I have closely followed this link to arrive at my results, but I cannot understand what the code is doing in the last line.
for i in classifiers:
print(i)
originalclass = []
predictedclass = []
model=i
loo = LeaveOneOut()
print('Scores before feature selection')
scores = cross_val_score(model, subset, y,cv=loo,scoring=make_scorer(classification_report_with_accuracy_score))
print("CV score",np.mean(cross_val_score(model,subset,y,cv=loo,scoring='roc_auc')))
print(classification_report(originalclass, predictedclass))
print('Scores after feature selection')
X_reduced=feature_reduction_using_RFECV(model,subset,y)
scores = cross_val_score(model, X_reduced, y,cv=loo,scoring=make_scorer(classification_report_with_accuracy_score))
print("CV score",np.mean(cross_val_score(model,X_reduced,y,cv=loo,scoring='roc_auc')))
print(classification_report(originalclass, predictedclass))
Where exactly is the averaging happening in the above code? I am calculating the mean CV score and printing it. But the line after that confuses me the most.

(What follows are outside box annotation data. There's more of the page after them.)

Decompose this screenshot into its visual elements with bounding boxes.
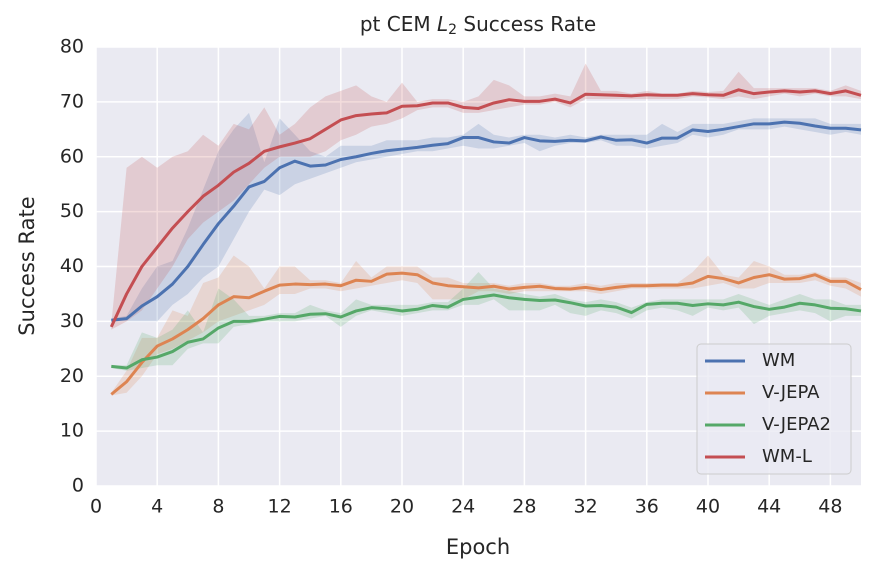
x-tick-label: 48 [818,496,842,518]
x-tick-label: 4 [151,496,163,518]
error-band [111,112,862,322]
y-tick-label: 20 [60,365,84,387]
error-band [111,255,862,396]
legend-label: WM-L [762,446,812,467]
title-part: 2 [448,22,457,38]
title-part: L [437,12,448,36]
series-line [109,88,862,328]
y-tick-label: 40 [60,255,84,277]
error-band [111,271,862,371]
series-line [111,120,862,322]
title-part: pt CEM [360,12,431,36]
x-tick-label: 8 [212,496,224,518]
chart-title: pt CEM L2 Success Rate [360,12,596,39]
y-axis-label: Success Rate [15,196,39,335]
y-tick-label: 30 [60,310,84,332]
title-part: Success Rate [463,12,596,36]
y-tick-label: 70 [60,90,84,112]
y-tick-label: 80 [60,36,84,58]
x-tick-label: 20 [390,496,414,518]
series-line [111,293,862,370]
x-tick-label: 12 [268,496,292,518]
x-tick-label: 44 [757,496,781,518]
legend-label: WM [762,350,795,371]
x-tick-label: 16 [329,496,353,518]
y-tick-label: 10 [60,420,84,442]
legend-label: V-JEPA2 [762,414,831,435]
y-tick-label: 0 [72,475,84,497]
legend: WM V-JEPA V-JEPA2 WM-L [696,343,852,475]
x-axis-label: Epoch [446,535,510,559]
y-tick-label: 50 [60,200,84,222]
x-tick-label: 40 [696,496,720,518]
y-tick-label: 60 [60,145,84,167]
x-tick-label: 32 [574,496,598,518]
x-tick-label: 24 [451,496,475,518]
x-tick-label: 36 [635,496,659,518]
x-tick-label: 0 [90,496,102,518]
legend-label: V-JEPA [762,382,820,403]
x-tick-label: 28 [512,496,536,518]
legend-box [696,343,852,475]
error-band [111,63,862,330]
series-line [110,271,862,396]
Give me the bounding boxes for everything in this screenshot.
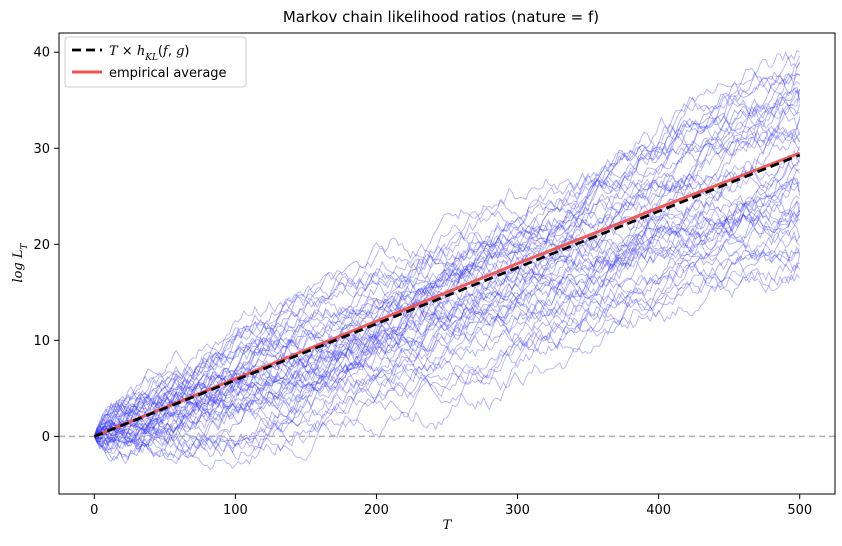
y-tick-label: 20: [33, 238, 50, 253]
y-tick-label: 30: [33, 142, 50, 157]
sample-path-line: [94, 202, 801, 437]
sample-path-line: [94, 254, 801, 437]
chart-title: Markov chain likelihood ratios (nature =…: [283, 8, 599, 26]
sample-path-line: [93, 156, 800, 454]
sample-path-line: [94, 229, 801, 449]
sample-path-line: [93, 238, 801, 465]
sample-path-line: [93, 251, 800, 461]
sample-path-line: [93, 55, 801, 438]
sample-path-line: [93, 145, 801, 471]
y-axis-label: log LT: [11, 242, 30, 282]
sample-path-line: [93, 210, 800, 439]
x-axis-label: T: [443, 518, 453, 533]
sample-path-line: [93, 199, 800, 447]
sample-path-line: [93, 90, 801, 450]
sample-path-line: [93, 156, 801, 461]
sample-path-line: [93, 77, 801, 437]
sample-path-line: [93, 208, 801, 437]
sample-path-line: [93, 168, 801, 440]
sample-path-line: [93, 62, 801, 445]
sample-path-line: [94, 49, 800, 438]
legend: T × hKL(f, g) empirical average: [64, 36, 247, 88]
y-axis-ticks: 0 10 20 30 40: [33, 46, 59, 445]
x-tick-label: 200: [364, 503, 389, 518]
sample-path-line: [94, 128, 801, 444]
sample-path-line: [93, 122, 801, 437]
sample-path-line: [93, 106, 800, 447]
sample-path-line: [93, 125, 801, 450]
sample-path-line: [93, 103, 801, 437]
x-tick-label: 0: [90, 503, 98, 518]
sample-path-line: [93, 177, 801, 458]
legend-average-label: empirical average: [109, 66, 227, 81]
plot-frame: [58, 32, 836, 495]
sample-path-line: [93, 176, 800, 437]
legend-box: [64, 36, 247, 88]
x-tick-label: 100: [223, 503, 248, 518]
sample-path-line: [94, 132, 801, 440]
x-tick-label: 400: [646, 503, 671, 518]
theoretical-line: [93, 153, 801, 438]
sample-path-line: [94, 88, 801, 437]
sample-path-line: [94, 55, 801, 437]
sample-path-line: [93, 195, 800, 451]
sample-path-line: [93, 182, 800, 461]
x-tick-label: 500: [787, 503, 812, 518]
sample-path-line: [94, 115, 801, 465]
x-tick-label: 300: [505, 503, 530, 518]
sample-path-line: [94, 221, 801, 452]
sample-path-line: [94, 87, 801, 443]
sample-path-line: [93, 181, 801, 437]
sample-path-line: [93, 199, 801, 446]
sample-path-line: [94, 73, 801, 444]
sample-path-line: [93, 115, 801, 443]
sample-path-line: [94, 231, 801, 454]
legend-theoretical-label: T × hKL(f, g): [109, 44, 189, 63]
y-tick-label: 10: [33, 334, 50, 349]
y-tick-label: 40: [33, 46, 50, 61]
sample-path-line: [93, 149, 800, 444]
sample-path-line: [93, 178, 801, 451]
sample-path-line: [94, 72, 800, 437]
x-axis-ticks: 0 100 200 300 400 500: [90, 494, 812, 518]
sample-path-line: [93, 67, 800, 445]
sample-path-line: [93, 230, 801, 459]
sample-path-line: [94, 270, 801, 440]
sample-path-line: [94, 248, 800, 440]
sample-path-line: [93, 200, 801, 437]
sample-paths: [93, 49, 801, 471]
sample-path-line: [93, 161, 800, 458]
sample-path-line: [94, 105, 801, 437]
sample-path-line: [93, 206, 801, 448]
y-tick-label: 0: [42, 430, 50, 445]
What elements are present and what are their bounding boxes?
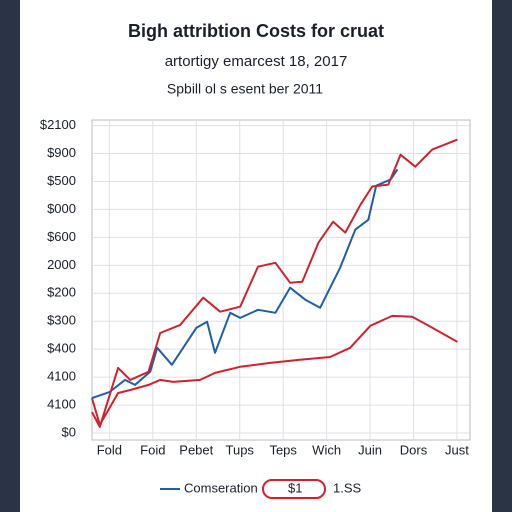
x-tick-label: Tups [226, 442, 255, 457]
y-tick-label: $2100 [40, 117, 76, 132]
plot-area [91, 119, 471, 441]
chart-title: Bigh attribtion Costs for cruat [128, 21, 384, 41]
y-tick-label: $900 [47, 145, 76, 160]
legend-label: 1.SS [333, 480, 362, 495]
line [91, 168, 399, 400]
y-tick-label: $000 [47, 201, 76, 216]
y-tick-label: $300 [47, 313, 76, 328]
chart-caption: Spbill ol s esent ber 2011 [167, 81, 323, 97]
x-tick-label: Foid [140, 442, 165, 457]
x-tick-label: Teps [269, 442, 297, 457]
x-tick-label: Dors [400, 442, 428, 457]
legend-swatch [262, 479, 326, 499]
legend-label: Comseration [184, 480, 258, 495]
y-tick-label: $500 [47, 173, 76, 188]
x-tick-label: Just [445, 442, 469, 457]
y-tick-label: 4100 [47, 369, 76, 384]
chart-subtitle: artortigy emarcest 18, 2017 [165, 53, 348, 70]
y-tick-label: 4100 [47, 397, 76, 412]
y-tick-label: $200 [47, 285, 76, 300]
x-tick-label: Wich [312, 442, 341, 457]
y-tick-label: $600 [47, 229, 76, 244]
x-tick-label: Fold [97, 442, 122, 457]
y-tick-label: $0 [62, 424, 76, 439]
y-tick-label: $400 [47, 341, 76, 356]
x-tick-label: Juin [358, 442, 382, 457]
x-tick-label: Pebet [179, 442, 213, 457]
line [91, 314, 458, 426]
legend-label: $1 [288, 480, 302, 495]
line [91, 138, 458, 428]
y-tick-label: 2000 [47, 257, 76, 272]
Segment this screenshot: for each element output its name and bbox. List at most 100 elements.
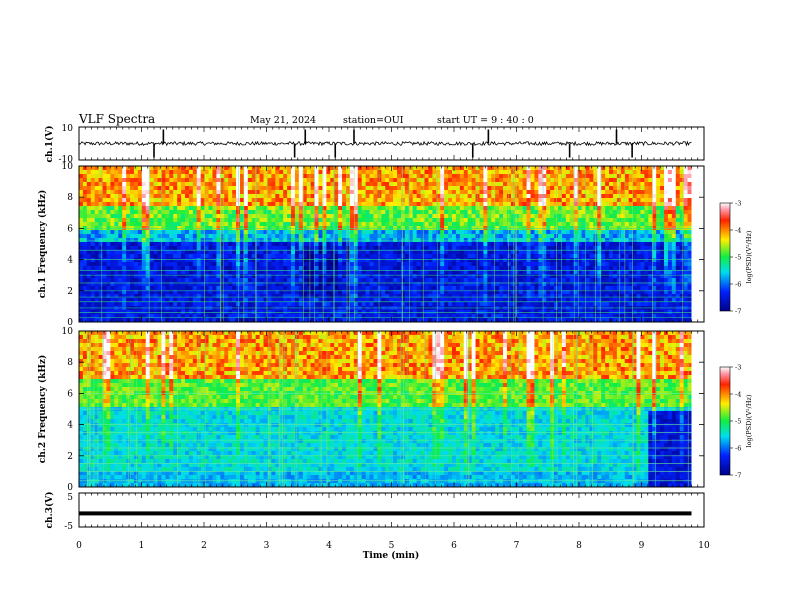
- spectrogram-cell: [424, 318, 429, 323]
- spectrogram-cell: [397, 286, 402, 291]
- spectrogram-cell: [361, 274, 367, 279]
- spectrogram-cell: [169, 266, 174, 271]
- spectrogram-cell: [192, 318, 198, 323]
- spectrogram-cell: [381, 206, 386, 211]
- spectrogram-cell: [518, 174, 524, 179]
- spectrogram-cell: [322, 278, 327, 283]
- spectrogram-cell: [275, 294, 280, 299]
- spectrogram-cell: [236, 314, 241, 319]
- spectrogram-cell: [389, 194, 394, 199]
- spectrogram-cell: [565, 182, 571, 187]
- spectrogram-cell: [181, 290, 186, 295]
- spectrogram-cell: [318, 318, 323, 323]
- spectrogram-cell: [181, 194, 186, 199]
- spectrogram-cell: [287, 182, 292, 187]
- spectrogram-cell: [149, 206, 154, 211]
- spectrogram-cell: [228, 198, 233, 203]
- spectrogram-cell: [145, 170, 151, 175]
- spectrogram-cell: [79, 310, 84, 315]
- spectrogram-cell: [373, 238, 378, 243]
- spectrogram-cell: [130, 198, 135, 203]
- spectrogram-cell: [165, 230, 170, 235]
- spectrogram-cell: [224, 314, 229, 319]
- spectrogram-cell: [259, 194, 264, 199]
- spectrogram-cell: [565, 198, 571, 203]
- spectrogram-cell: [357, 170, 363, 175]
- spectrogram-cell: [546, 166, 551, 171]
- spectrogram-cell: [294, 214, 300, 219]
- spectrogram-cell: [192, 282, 198, 287]
- spectrogram-cell: [385, 310, 390, 315]
- spectrogram-cell: [385, 266, 390, 271]
- spectrogram-cell: [106, 214, 111, 219]
- spectrogram-cell: [467, 182, 473, 187]
- spectrogram-cell: [79, 214, 84, 219]
- spectrogram-cell: [573, 198, 579, 203]
- spectrogram-cell: [169, 278, 174, 283]
- spectrogram-cell: [487, 178, 492, 183]
- spectrogram-cell: [428, 230, 433, 235]
- spectrogram-cell: [424, 274, 429, 279]
- spectrogram-cell: [546, 218, 551, 223]
- spectrogram-cell: [565, 290, 571, 295]
- spectrogram-cell: [400, 218, 406, 223]
- spectrogram-cell: [377, 314, 382, 319]
- spectrogram-cell: [110, 274, 115, 279]
- spectrogram-cell: [526, 294, 531, 299]
- spectrogram-cell: [149, 222, 154, 227]
- spectrogram-cell: [546, 222, 551, 227]
- spectrogram-cell: [102, 194, 107, 199]
- spectrogram-cell: [487, 202, 492, 207]
- spectrogram-cell: [79, 270, 84, 275]
- spectrogram-cell: [224, 190, 229, 195]
- spectrogram-cell: [291, 290, 296, 295]
- spectrogram-cell: [79, 218, 84, 223]
- spectrogram-cell: [381, 310, 386, 315]
- spectrogram-cell: [365, 290, 370, 295]
- spectrogram-cell: [94, 210, 100, 215]
- spectrogram-cell: [200, 230, 206, 235]
- spectrogram-cell: [310, 318, 315, 323]
- spectrogram-cell: [161, 278, 166, 283]
- spectrogram-cell: [228, 166, 233, 171]
- spectrogram-cell: [538, 302, 543, 307]
- spectrogram-cell: [357, 198, 363, 203]
- spectrogram-cell: [275, 186, 280, 191]
- spectrogram-cell: [224, 194, 229, 199]
- spectrogram-cell: [314, 302, 319, 307]
- spectrogram-cell: [393, 246, 398, 251]
- spectrogram-cell: [428, 302, 433, 307]
- spectrogram-cell: [349, 278, 355, 283]
- spectrogram-cell: [491, 242, 496, 247]
- spectrogram-cell: [126, 270, 131, 275]
- spectrogram-cell: [314, 290, 319, 295]
- spectrogram-cell: [255, 246, 261, 251]
- spectrogram-cell: [577, 194, 582, 199]
- spectrogram-cell: [534, 286, 539, 291]
- spectrogram-cell: [255, 258, 261, 263]
- spectrogram-cell: [82, 262, 88, 267]
- spectrogram-cell: [408, 174, 414, 179]
- spectrogram-cell: [283, 274, 288, 279]
- spectrogram-cell: [487, 166, 492, 171]
- spectrogram-cell: [236, 178, 241, 183]
- spectrogram-cell: [314, 210, 319, 215]
- spectrogram-cell: [436, 170, 441, 175]
- spectrogram-cell: [463, 282, 469, 287]
- spectrogram-cell: [239, 290, 245, 295]
- spectrogram-cell: [271, 270, 276, 275]
- spectrogram-cell: [283, 206, 288, 211]
- spectrogram-cell: [397, 310, 402, 315]
- spectrogram-cell: [546, 254, 551, 259]
- spectrogram-cell: [86, 302, 92, 307]
- spectrogram-cell: [463, 242, 469, 247]
- spectrogram-cell: [204, 230, 209, 235]
- spectrogram-cell: [510, 186, 516, 191]
- spectrogram-cell: [133, 270, 139, 275]
- spectrogram-cell: [141, 242, 147, 247]
- spectrogram-cell: [149, 174, 154, 179]
- spectrogram-cell: [357, 246, 363, 251]
- spectrogram-cell: [569, 298, 575, 303]
- spectrogram-cell: [133, 282, 139, 287]
- spectrogram-cell: [251, 250, 257, 255]
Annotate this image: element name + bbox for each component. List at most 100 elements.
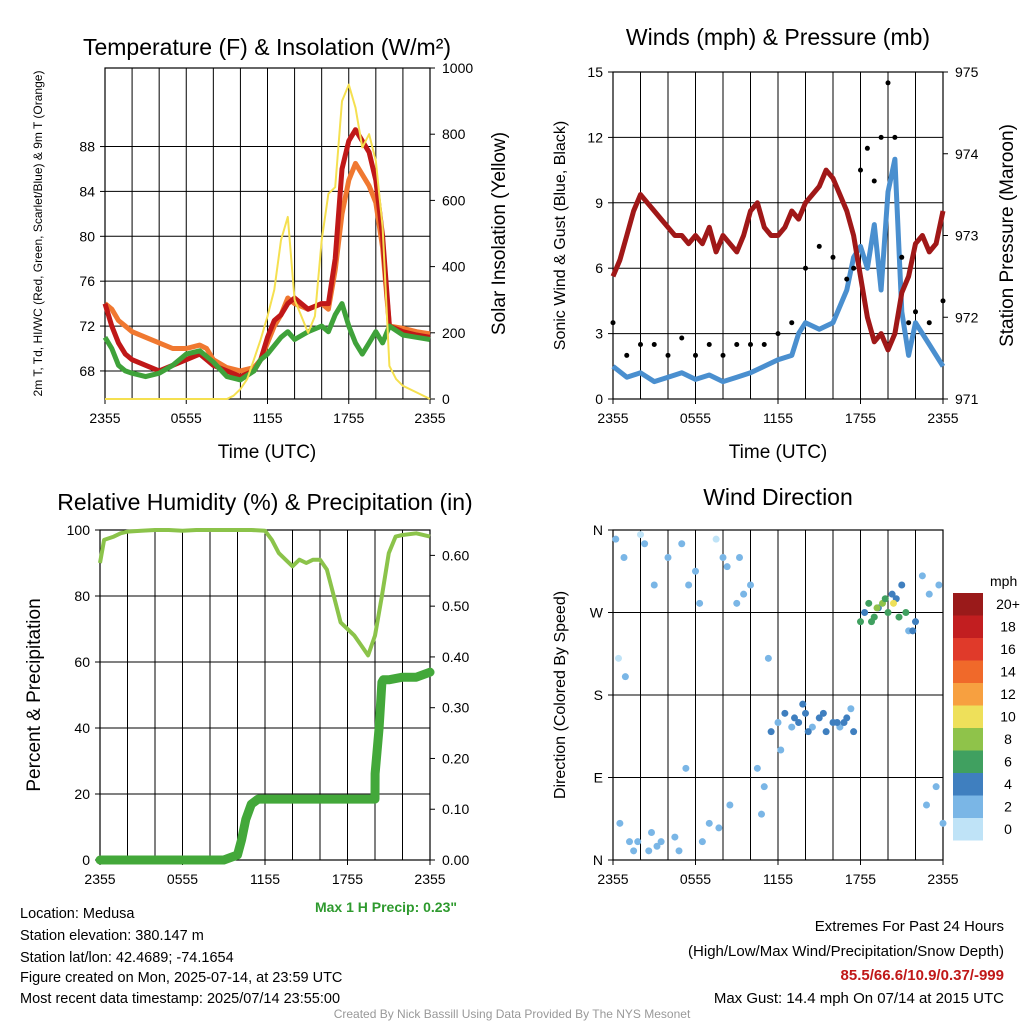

I am initializing originalclass and predictedclass variable in the beginning,but where is it being used before printing in the last line?
print(classification_report(originalclass, predictedclass))
Edited code
for i in classifiers:
print(i)
originalclass = y
model=i
loo = LeaveOneOut()
print('Scores before feature selection')
y_pred = cross_val_predict(model, subset, y, cv=loo)
print(classification_report(originalclass, y_pred))
print("CV score",np.mean(cross_val_score(model,subset,y,cv=loo,scoring='roc_auc')))
print(classification_report(originalclass, y_pred))
print('Scores after feature selection')
X_reduced=feature_reduction_using_RFECV(model,subset,y)
y_pred = cross_val_predict(model, X_reduced, y, cv=loo)
classification_report(originalclass, y_pred)
print("CV score",np.mean(cross_val_score(model,X_reduced,y,cv=loo,scoring='roc_auc')))
print(classification_report(originalclass, y_pred))